The Sixteenth Day
(Thursday, March 21, 2019)
The Great Surging Sea
“The last characteristic of genuine religion is, like the preceding, one of the most outstanding. It is the sense of glory which behavior may reveal now as awe and wonder, now as glow and radiance, again as heightened, intensified responsiveness in spontaneously interpretive movement. This is one form of the real root of religion. Religion originated in our sensing the great forces and beauties and values not attained nor even yet served. . . .
“This experience of glory does not imply that the devotees know and discriminate all the great forces and beauties and values, but they sensethem. They feelthe great surging sea of infinite value, existent and potential, in which humanity lives. They know it by faith, and this gives the sense of glory. This faith that there is this great, dimly discerned wealth of potential values and possibilities shapes their feeling and action. . . .
“The thinking, feeling and action of the genuine religious person are imbued with the sense of the presence of the more-than-I-can-behold-or-hear. Our responding is not keyed to the things and occasions about us. We respond to these through a behavior keyed to the great and mysterious On Beyond, whose glory we sense.” (Wieman & Wieman)
Human life can be terribly small, mean and selfish. Sometimes it seems totally to circle around ME. Worse, it can be humdrum, dull, meaningless, just plain boring. But human life under the command of growing mutuality must reach out to others and to the world, must touch, take hold, share, respond, unite and rejoice. Then comes the glory, glory realized, more glory glimpsed. (Donald Szantho Harrington)
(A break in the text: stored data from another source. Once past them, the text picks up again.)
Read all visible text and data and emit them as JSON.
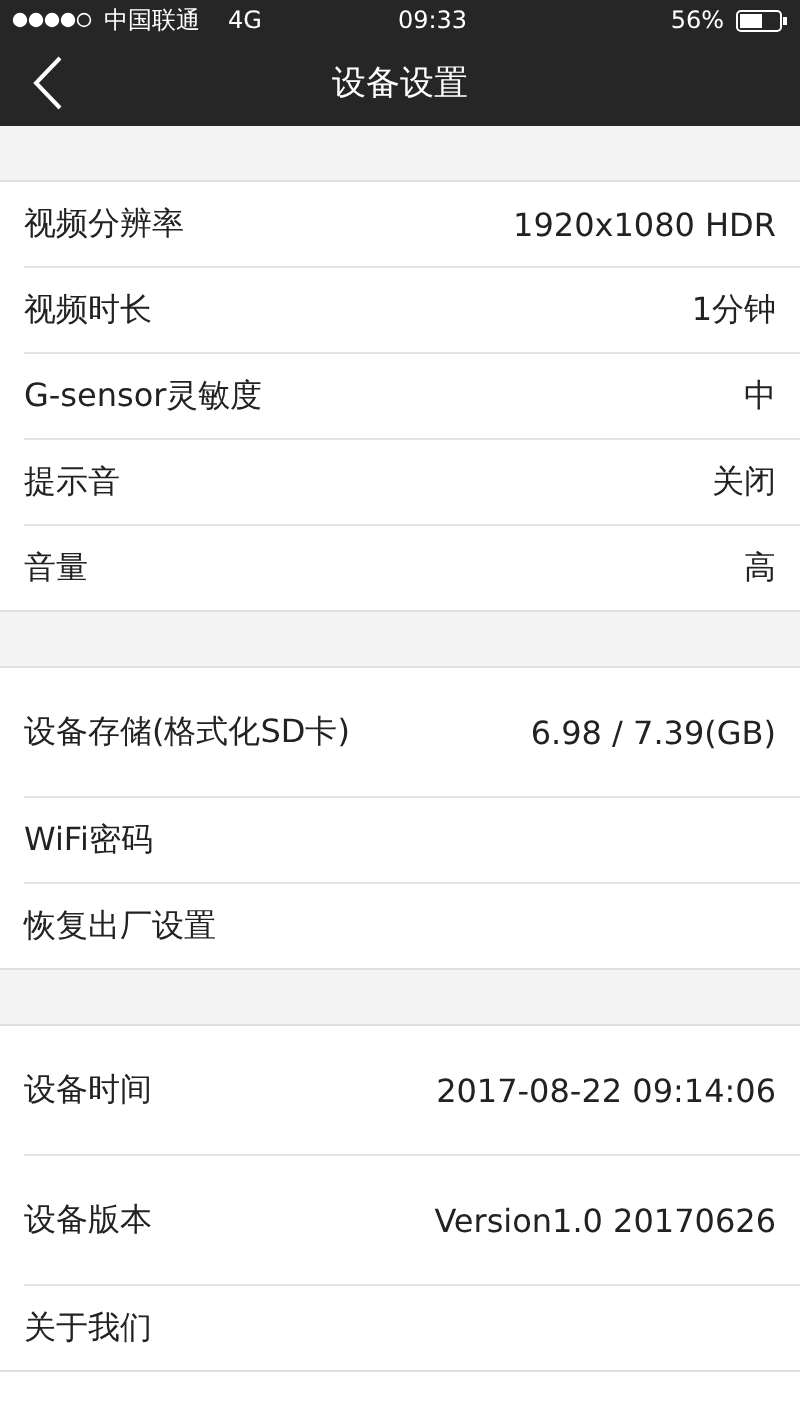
{
  "status_bar": {
    "carrier": "中国联通",
    "network": "4G",
    "time": "09:33",
    "battery": "56%"
  },
  "nav_bar": {
    "title": "设备设置"
  },
  "sections": [
    {
      "rows": [
        {
          "label": "视频分辨率",
          "value": "1920x1080 HDR",
          "kind": "plain"
        },
        {
          "label": "视频时长",
          "value": "1分钟",
          "kind": "plain"
        },
        {
          "label": "G-sensor灵敏度",
          "value": "中",
          "kind": "plain"
        },
        {
          "label": "提示音",
          "value": "关闭",
          "kind": "plain"
        },
        {
          "label": "音量",
          "value": "高",
          "kind": "plain"
        }
      ]
    },
    {
      "rows": [
        {
          "label": "设备存储(格式化SD卡)",
          "value": "6.98 / 7.39(GB)",
          "kind": "tall"
        },
        {
          "label": "WiFi密码",
          "kind": "plain"
        },
        {
          "label": "恢复出厂设置",
          "kind": "plain"
        }
      ]
    },
    {
      "rows": [
        {
          "label": "设备时间",
          "value": "2017-08-22 09:14:06",
          "kind": "tall"
        },
        {
          "label": "设备版本",
          "value": "Version1.0 20170626",
          "kind": "tall"
        },
        {
          "label": "关于我们",
          "kind": "plain"
        }
      ]
    }
  ]
}
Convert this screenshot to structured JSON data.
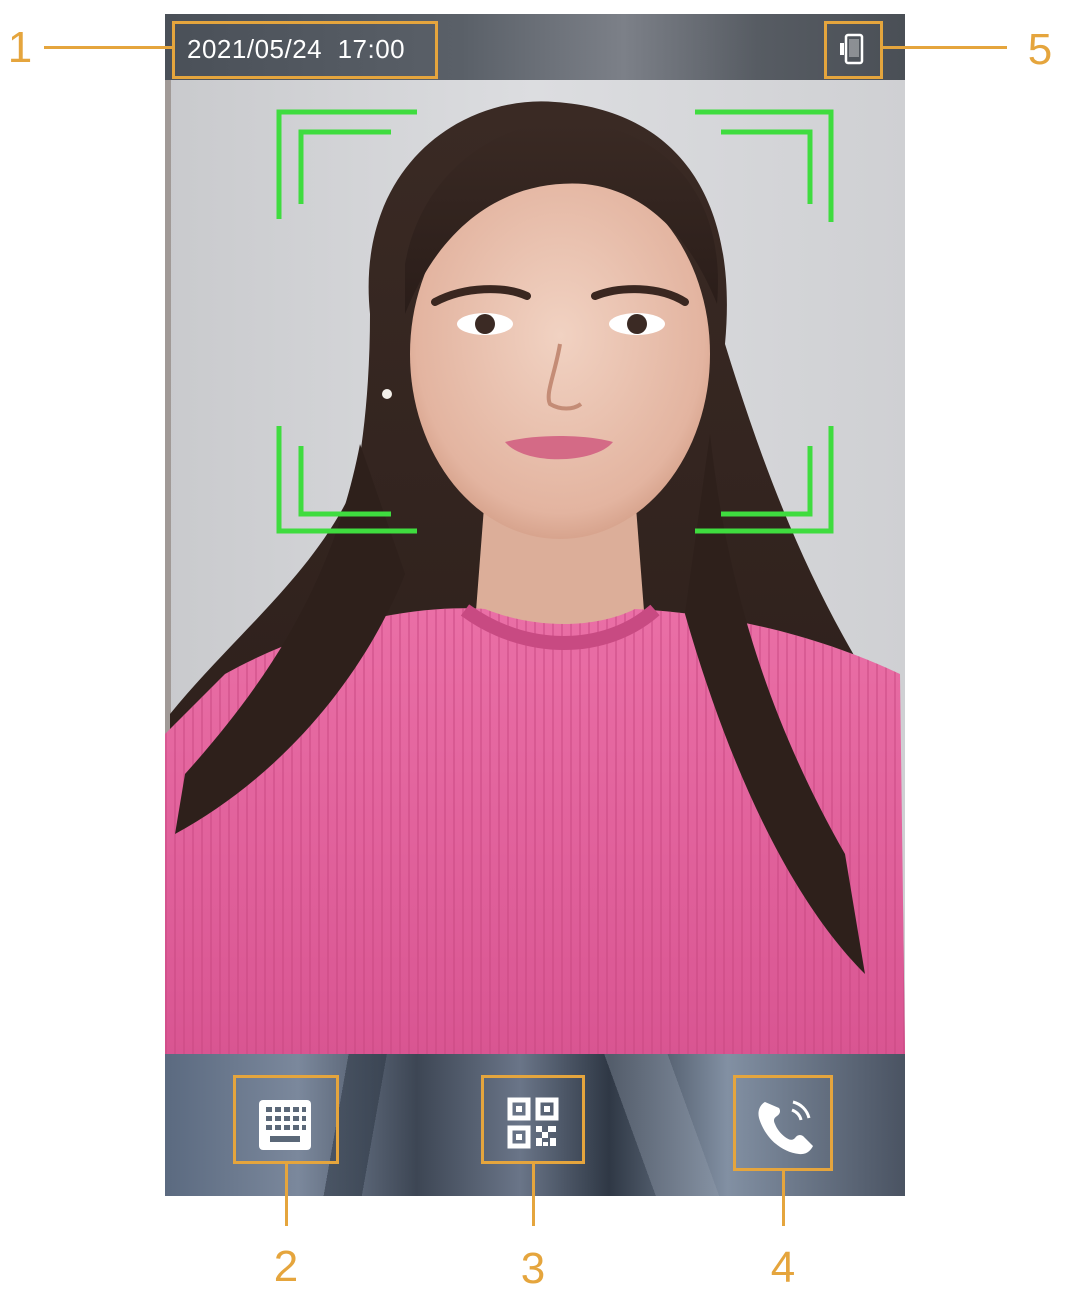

God of power, help us to know and realize in our own experience the truth of Jesus’ great affirmation, “Thine is the Kingdom and the Power and the Glory Forever and Ever.” As we are yours, it shall be ours as well. Amen.
“Thy kingdom come!” O God, we daily cry,
Weary and sad with earth’s long strife and pain;
“How long, O God!” thy suff’ring children sigh,
“Speed thou the dawn, and o’er the nations reign!”
Thy kingdom come! Then all the din of war
Like some dark dream shall vanish with the night:
Peace, holy peace, its myriad gifts shall pour,
Resting secure from danger and affright.
Thy kingdom come! No more shall deeds of shame,
Brutish and base, destroy the soul divine:
Bright with thy love’s all-purifying flame
Thy human temples evermore shall shine.
—Henry Warburton Hawkes (Hymns of the Spirit, no. 333)
(Hymns for the Celebration of Life, no. 210)
Donald Szantho Harrington wrote the Lenten meditation manual Outstretched Wings of the Spirit: On Being Intelligently and Devotedly Religious based on the theology of Henry Nelson Wieman and Regina Westcott Wieman. It was published by the Unitarian Universalist Association in 1980.